I underwent a second, two-stage spinal surgery. Afterward, my surgeon looked at me and said he had fixed my back, but he didn’t give me a new one. When I asked when I could return to work, the answer was clear. I would not be going back to bedside nursing.

That moment changed everything.

My New Nursing Normal

Nursing had been my passion for all of my adult life, and this setback wasn’t going to change my commitment to patients. 

I transitioned into working from home, writing insurance appeals for a large hospital system, which allowed me to fight for the patient and the in-hospital services that were deemed medically necessary by their physician. It was still healthcare, still patient-centered—but from the other side of the system, where care is often decided by approvals, denials, and timing that patients cannot afford to lose. That role allowed me to bring Jane home to raise her here, where I grew up.

I continued to follow where nursing needed me. I worked for a law firm reviewing medical records and supporting complex cases. This experience has shown me where our healthcare systems have failed not only patients but also those working at the bedside, due to short staffing and missed medications. 

I became a school nurse, bringing my experience back to where it first began, with children, families, and the everyday moments that shape a community’s health. Schools bring in dentists and eye doctors for students on Medicaid due to the inability to find the services that would accept the insurance.

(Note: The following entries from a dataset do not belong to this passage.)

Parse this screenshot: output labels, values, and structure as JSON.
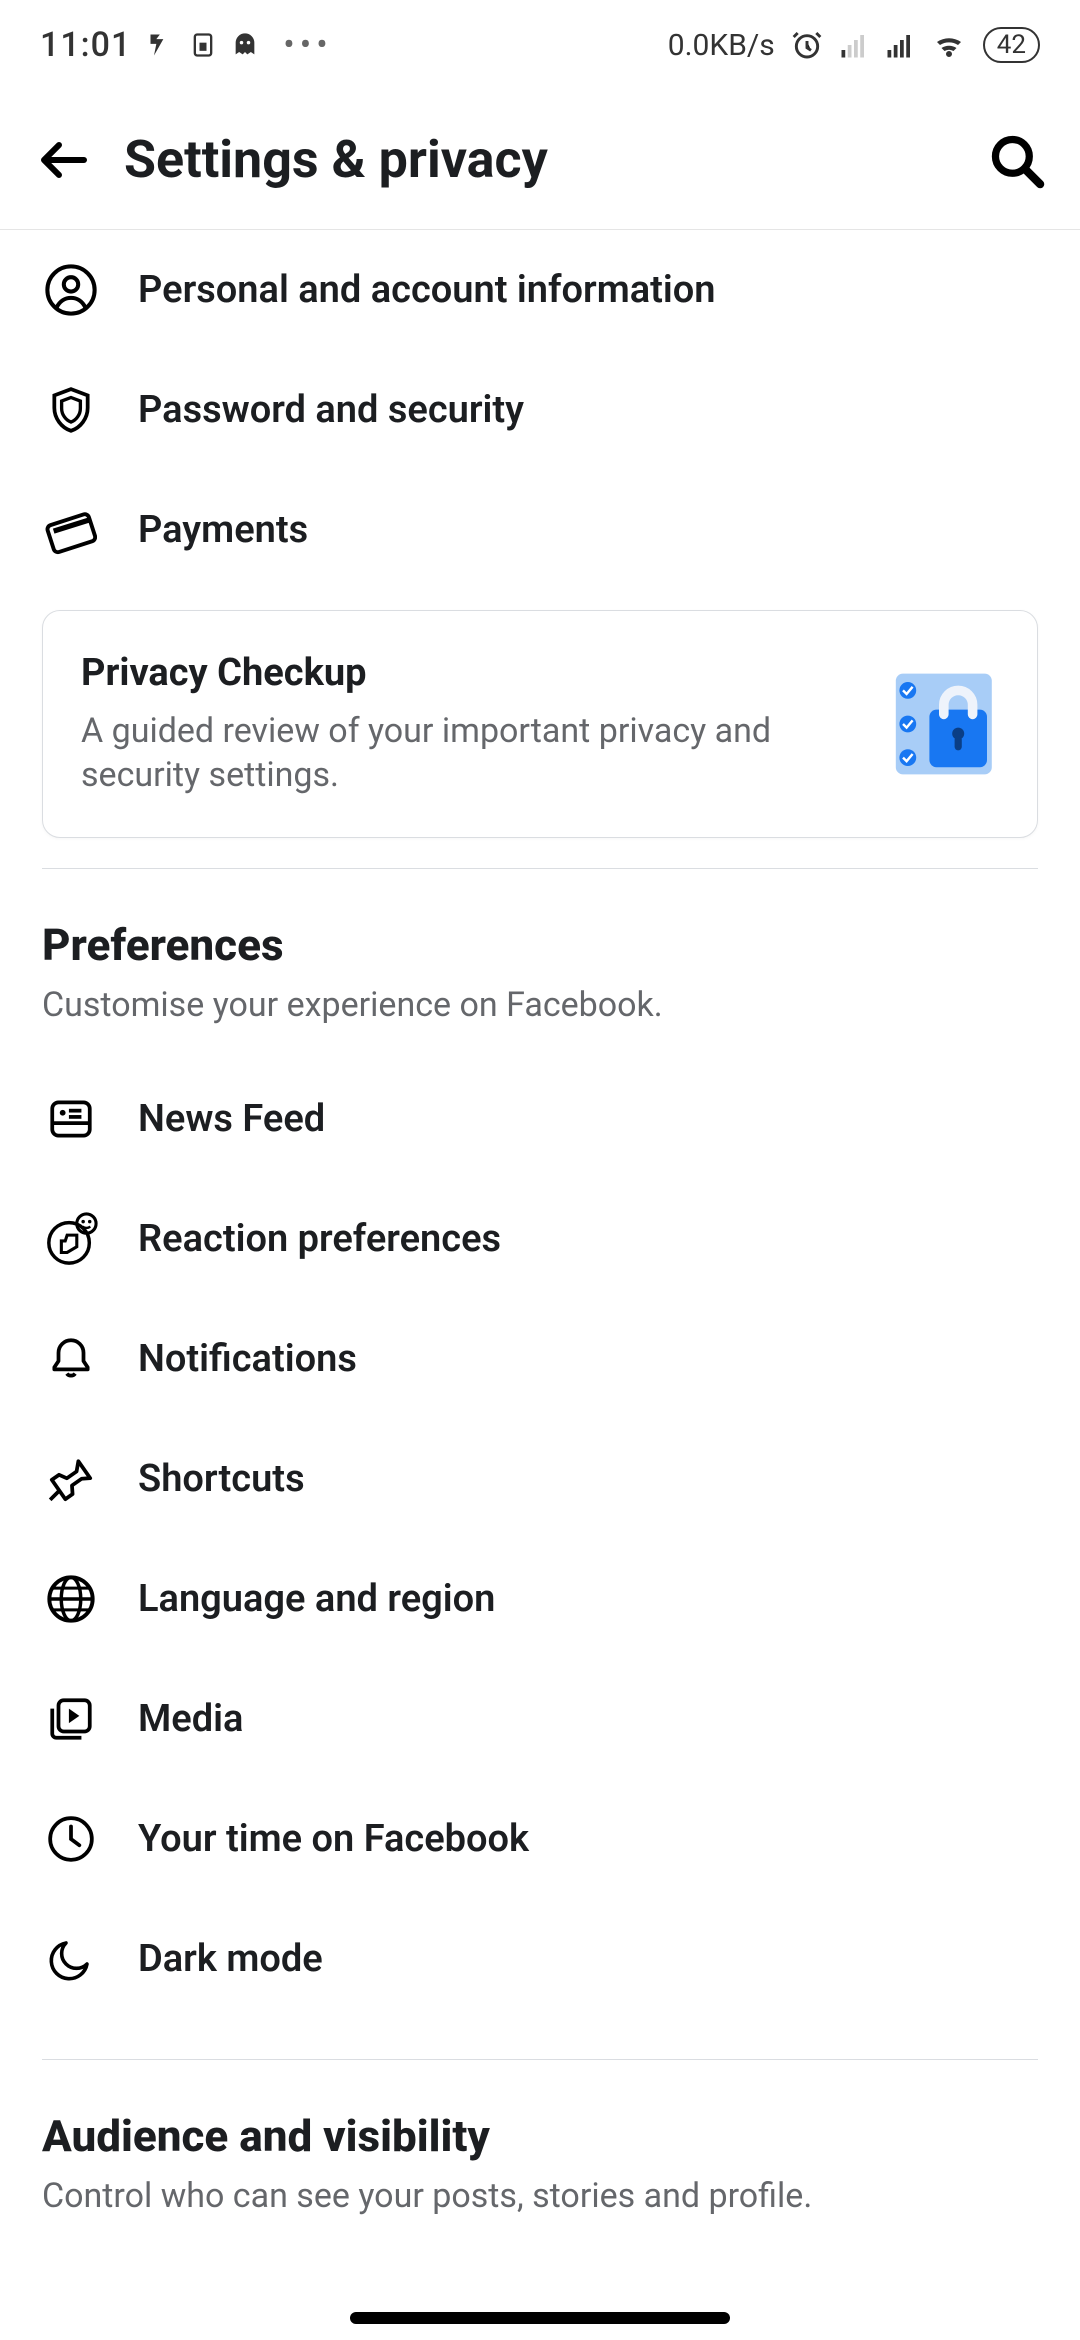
{
  "statusbar": {
    "time": "11:01",
    "data_rate": "0.0KB/s",
    "battery": "42"
  },
  "header": {
    "title": "Settings & privacy"
  },
  "account_rows": [
    {
      "icon": "person-circle-icon",
      "label": "Personal and account information"
    },
    {
      "icon": "shield-icon",
      "label": "Password and security"
    },
    {
      "icon": "card-icon",
      "label": "Payments"
    }
  ],
  "privacy_card": {
    "title": "Privacy Checkup",
    "description": "A guided review of your important privacy and security settings."
  },
  "sections": [
    {
      "title": "Preferences",
      "description": "Customise your experience on Facebook.",
      "rows": [
        {
          "icon": "news-feed-icon",
          "label": "News Feed"
        },
        {
          "icon": "reaction-icon",
          "label": "Reaction preferences"
        },
        {
          "icon": "bell-icon",
          "label": "Notifications"
        },
        {
          "icon": "pin-icon",
          "label": "Shortcuts"
        },
        {
          "icon": "globe-icon",
          "label": "Language and region"
        },
        {
          "icon": "media-icon",
          "label": "Media"
        },
        {
          "icon": "clock-icon",
          "label": "Your time on Facebook"
        },
        {
          "icon": "moon-icon",
          "label": "Dark mode"
        }
      ]
    },
    {
      "title": "Audience and visibility",
      "description": "Control who can see your posts, stories and profile.",
      "rows": []
    }
  ]
}
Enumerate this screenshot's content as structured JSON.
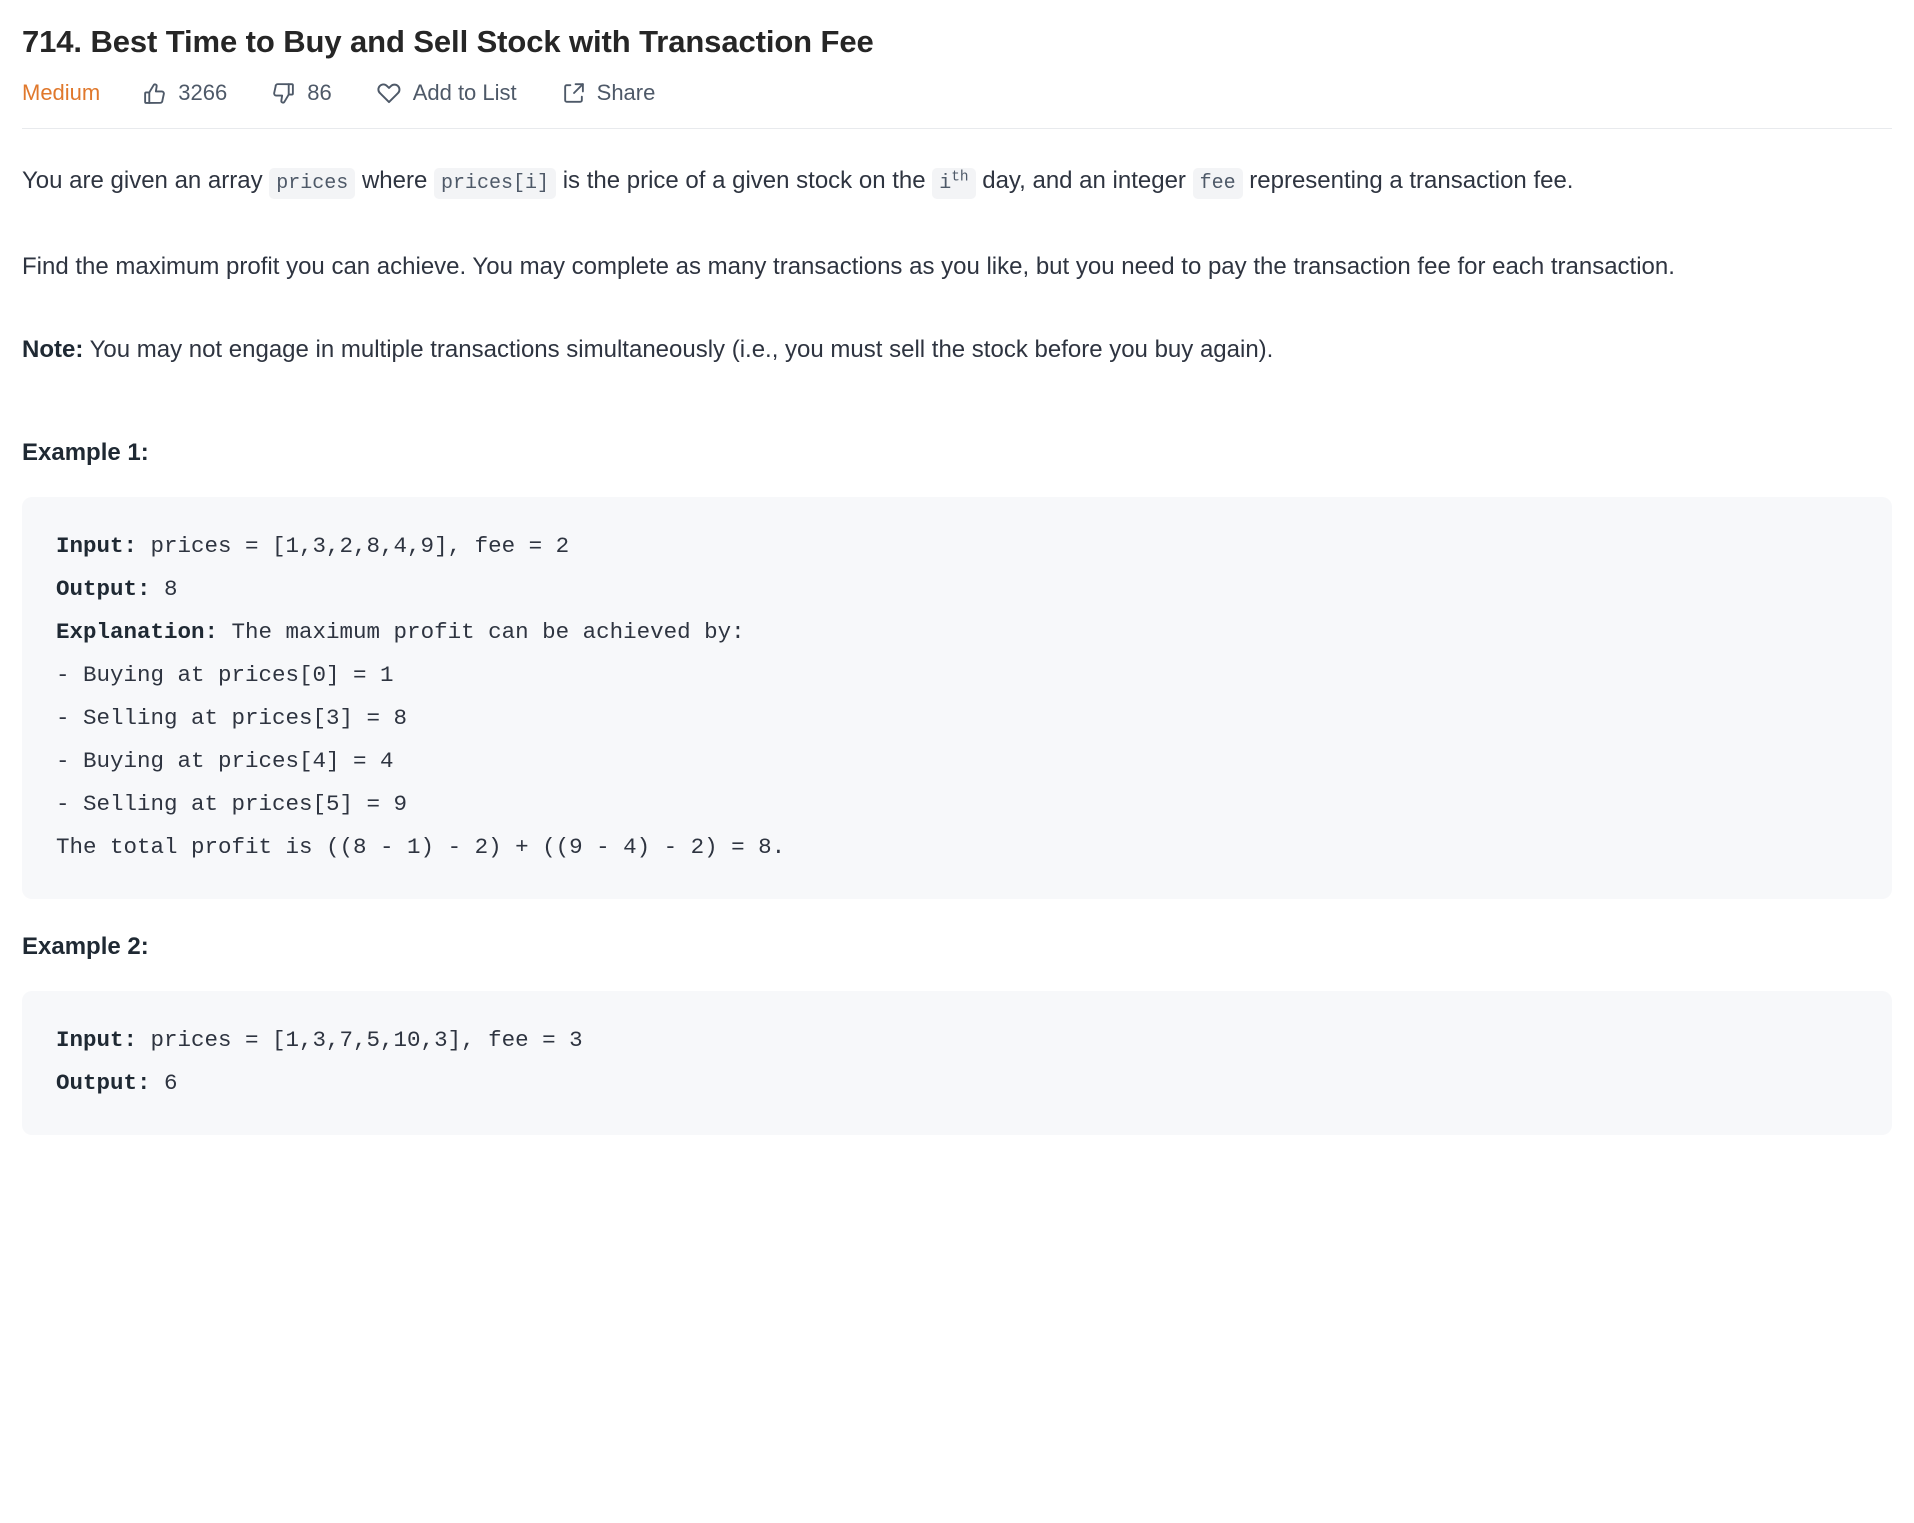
{
  "problem": {
    "title": "714. Best Time to Buy and Sell Stock with Transaction Fee",
    "difficulty": "Medium",
    "difficulty_color": "#e0782c"
  },
  "actions": {
    "likes": "3266",
    "dislikes": "86",
    "add_to_list": "Add to List",
    "share": "Share"
  },
  "description": {
    "p1_a": "You are given an array ",
    "p1_code1": "prices",
    "p1_b": " where ",
    "p1_code2": "prices[i]",
    "p1_c": " is the price of a given stock on the ",
    "p1_code3_base": "i",
    "p1_code3_sup": "th",
    "p1_d": " day, and an integer ",
    "p1_code4": "fee",
    "p1_e": " representing a transaction fee.",
    "p2": "Find the maximum profit you can achieve. You may complete as many transactions as you like, but you need to pay the transaction fee for each transaction.",
    "p3_label": "Note:",
    "p3_text": " You may not engage in multiple transactions simultaneously (i.e., you must sell the stock before you buy again)."
  },
  "examples": [
    {
      "heading": "Example 1:",
      "input_label": "Input:",
      "input_value": " prices = [1,3,2,8,4,9], fee = 2",
      "output_label": "Output:",
      "output_value": " 8",
      "explanation_label": "Explanation:",
      "explanation_value": " The maximum profit can be achieved by:",
      "steps": [
        "- Buying at prices[0] = 1",
        "- Selling at prices[3] = 8",
        "- Buying at prices[4] = 4",
        "- Selling at prices[5] = 9",
        "The total profit is ((8 - 1) - 2) + ((9 - 4) - 2) = 8."
      ]
    },
    {
      "heading": "Example 2:",
      "input_label": "Input:",
      "input_value": " prices = [1,3,7,5,10,3], fee = 3",
      "output_label": "Output:",
      "output_value": " 6"
    }
  ],
  "icons": {
    "thumbs_up": "thumbs-up-icon",
    "thumbs_down": "thumbs-down-icon",
    "heart": "heart-icon",
    "share": "share-icon"
  }
}
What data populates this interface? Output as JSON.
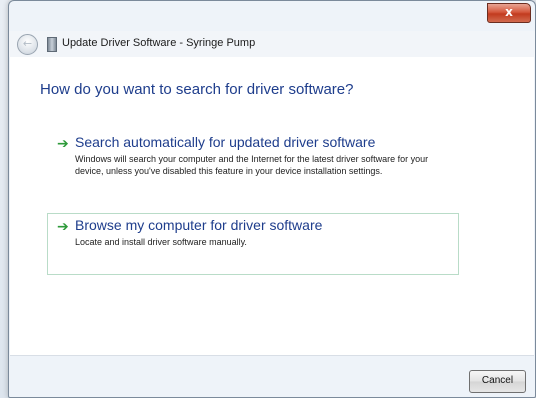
{
  "window": {
    "title": "Update Driver Software - Syringe Pump",
    "close_glyph": "x"
  },
  "icons": {
    "back": "back-arrow-icon",
    "device": "device-icon",
    "close": "close-icon",
    "option_arrow": "green-arrow-icon"
  },
  "colors": {
    "heading": "#1e3d8c",
    "arrow": "#2e9a3a",
    "close_button": "#c94a30"
  },
  "heading": "How do you want to search for driver software?",
  "options": [
    {
      "title": "Search automatically for updated driver software",
      "description": "Windows will search your computer and the Internet for the latest driver software for your device, unless you've disabled this feature in your device installation settings."
    },
    {
      "title": "Browse my computer for driver software",
      "description": "Locate and install driver software manually."
    }
  ],
  "footer": {
    "cancel_label": "Cancel"
  }
}
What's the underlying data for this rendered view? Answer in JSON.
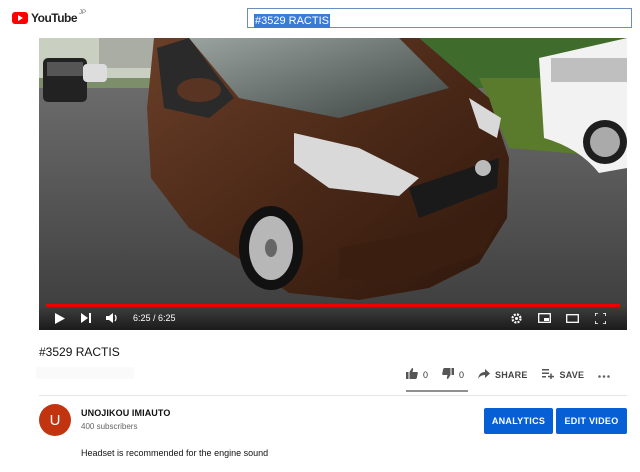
{
  "header": {
    "logo_text": "YouTube",
    "logo_region": "JP",
    "search_value": "#3529 RACTIS"
  },
  "player": {
    "time_display": "6:25 / 6:25",
    "progress": 1.0
  },
  "video": {
    "title": "#3529 RACTIS"
  },
  "actions": {
    "like_count": "0",
    "dislike_count": "0",
    "share_label": "SHARE",
    "save_label": "SAVE"
  },
  "channel": {
    "avatar_letter": "U",
    "name": "UNOJIKOU IMIAUTO",
    "subscribers": "400 subscribers",
    "analytics_label": "ANALYTICS",
    "edit_label": "EDIT VIDEO"
  },
  "description": "Headset  is recommended for the engine sound",
  "colors": {
    "brand_red": "#ff0000",
    "button_blue": "#065fd4",
    "progress_red": "#ee0000",
    "avatar": "#c1340f"
  }
}
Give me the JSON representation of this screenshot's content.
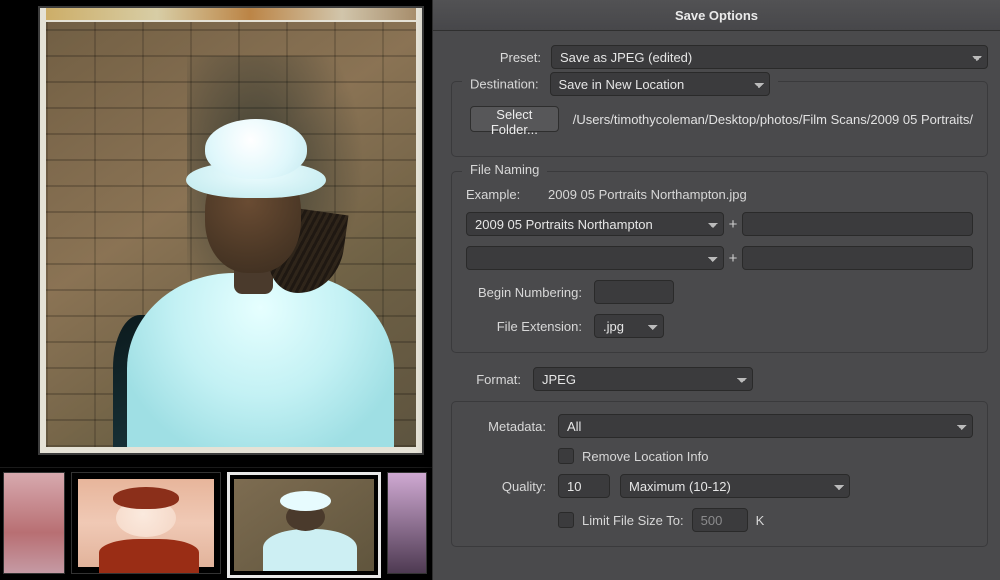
{
  "panel": {
    "title": "Save Options",
    "preset_label": "Preset:",
    "preset_value": "Save as JPEG (edited)"
  },
  "destination": {
    "group_label": "Destination:",
    "mode": "Save in New Location",
    "select_folder_btn": "Select Folder...",
    "path": "/Users/timothycoleman/Desktop/photos/Film Scans/2009 05 Portraits/"
  },
  "file_naming": {
    "group_label": "File Naming",
    "example_label": "Example:",
    "example_value": "2009 05 Portraits Northampton.jpg",
    "name_part1": "2009 05 Portraits Northampton",
    "name_part2": "",
    "begin_numbering_label": "Begin Numbering:",
    "begin_numbering_value": "",
    "file_ext_label": "File Extension:",
    "file_ext_value": ".jpg",
    "plus": "+"
  },
  "format": {
    "format_label": "Format:",
    "format_value": "JPEG",
    "metadata_label": "Metadata:",
    "metadata_value": "All",
    "remove_loc_label": "Remove Location Info",
    "quality_label": "Quality:",
    "quality_value": "10",
    "quality_preset": "Maximum  (10-12)",
    "limit_size_label": "Limit File Size To:",
    "limit_size_value": "500",
    "limit_size_unit": "K"
  },
  "thumbs": {
    "count": 4,
    "selected_index": 2
  }
}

Over time, I began to see the same pattern in every place I had worked. Whether at the bedside, in hospice care, in hospitals, in schools, or in insurance appeals, I saw how deeply policy decisions shape patient outcomes. I saw how often delays, denials, and coverage gaps became barriers to care that nurses then had to try to solve in real time.

And I saw something else, too. 

Our representation, our voice in Congress, was making too many decisions about healthcare without ever having lived what those decisions actually do to patients and families. 

When I look at the votes and positions from my now opponent, Mary Miller, I see support that leaves working families with higher costs, fewer protections, and more uncertainty in their healthcare and insurance coverage.

That is not abstract to me. I have sat with patients waiting for approvals. I have helped families navigate insurance denials when time mattered. I have seen what those decisions feel like on the ground.

That is why I am running for Congress.

Because nurses understand what policy looks like when it becomes real. We understand what it means when a decision made in Washington shows up at a bedside, in a billing office, or in a family’s emergency room visit.

We need more nurses in Congress, not fewer.

We need people who understand that healthcare is not just a system on paper. It is a person waiting for answers, a family trying to make decisions under pressure, and a clinician trying to hold it all together when the system does not.

My career has taken me from ICU bedsides to hospice rooms, from school health offices to insurance appeals and legal review. Everywhere I have gone, the lesson has been the same: care is connected, and policy is never separate from the people it touches.

And nurses do not stop being nurses when we leave the hospital.

We carry that responsibility, and those patients, with us everywhere we go.

It is time that perspective had a place in Congress.